Conducting Commerce Using Multiple Currencies
I’ve just returned from a vacation where most of the time I was in Milan, Italy. That city has been far more important to financial history than I realized, and…
I’ve just returned from a vacation where most of the time I was in Milan, Italy. That city has been far more important to financial history than I realized, and I suspect the same is true for most Americans.
For about the past century before the fall of the city of Rome, Milan effectively served as the capital of the Roman Empire. From the Middle Ages onward, Milan has been a major European financial center. It is currently Italy’s financial, industrial, commercial and cultural center.
Over the centuries, Milan was dominated by French, German, Austrian and Spanish rulers. Still, because of its key location in northern Italy, it was one of Europe’s major cities. When construction of the Duomo Cathedral – the world’s largest church until St. Peter’s Basilica in Vatican City was built starting 200 years later – began in 1386 (a project not completed until the 1960s), Milan was the most populous European city, with 150,000 residents. (At the time, the population of Paris was 130,000 and London was 35,000).

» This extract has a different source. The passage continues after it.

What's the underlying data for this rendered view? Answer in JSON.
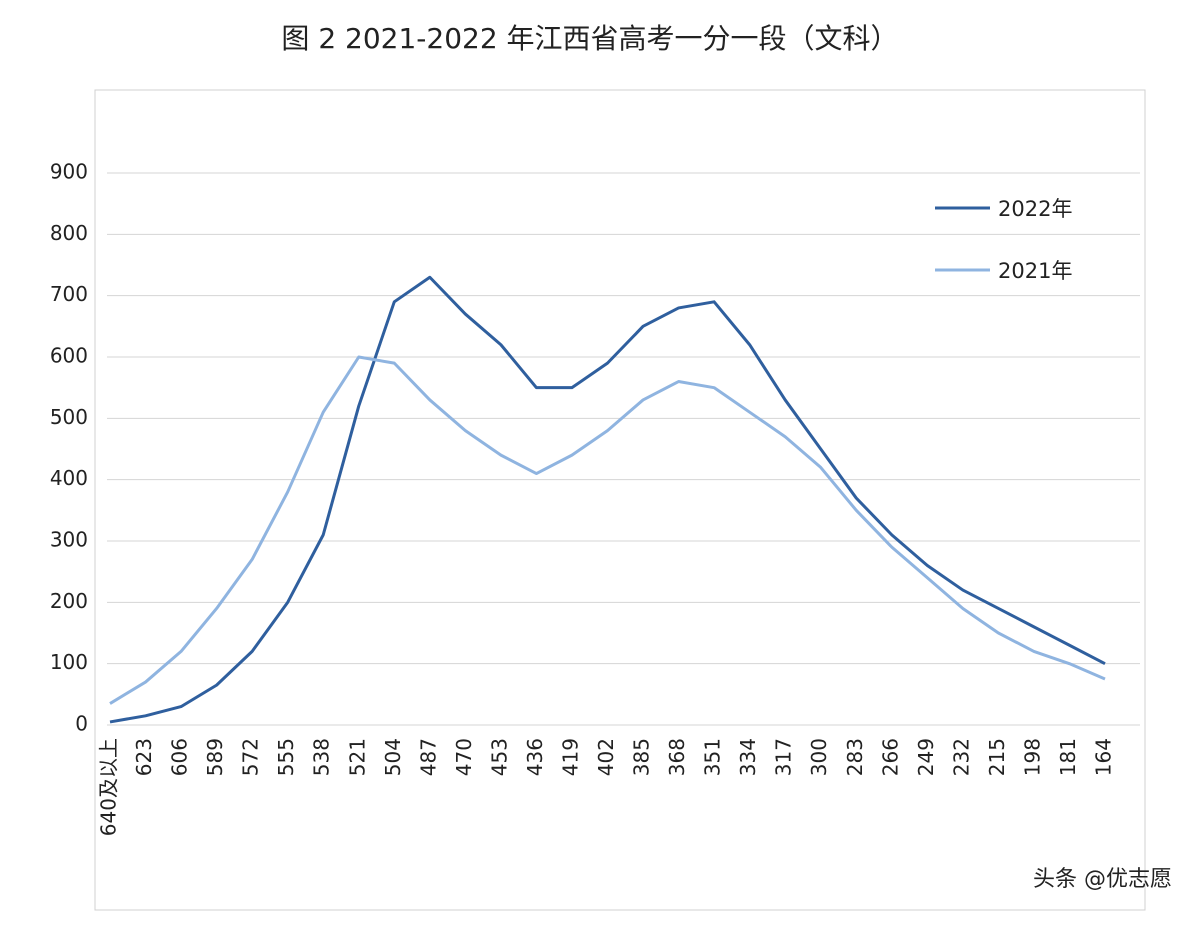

Even though landlocked, Milan engaged in active trade with the east, right along with the Italian cities of Genoa and Venice. With so many foreign influences, the duchy of Milan issued its own coinage but handled coins from multiple countries. After Venice introduced the silver grosso about 1200, a coin considered to be one of the four most historically important by researcher Richard Doty, Milan began issuing its matching grosso denomination. Still, commerce in Milan was conducted in coins from Venice, other Italian regions, the Byzantine Empire and from other European lands.
The practice of trading in multiple currencies continues today. I shopped in several Milan stores where the cashiers would accept up to 10 foreign currencies for payment, with exchange rates listed in front of the cashier. I can comprehend a business accepting a variety of currencies for transactions, but the accounting for such transactions must be complicated.
Here in early American history, there were multiple currencies used to conduct commerce. Beyond British coins and currency, the most popular alternative was the Spanish silver 8 reales and subsidiary denominations. Dutch coins were brought by immigrants from that country. Also, because of commerce with French territories in Canada and Louisiana, and with the West Indies, a number of French and Portuguese coins also circulated in the colonies and in the independent United States up to the 1850s.
Today, there are growing prospects that Americans may once again be able to use multiple currencies to conduct commerce. As of the end of 2022, the states of Arizona, Colorado, Missouri, Oklahoma, Utah and Wyoming had adopted laws granting gold and silver legal tender status for payments – assuming the other party to a transaction was willing to accept them. Several more states have adopted such laws thus far in 2023.
If the purchasing power of the dollar continues to decline faster than it did in years past, you may see even more American businesses posting their willingness to accept payments other than in U.S. dollars.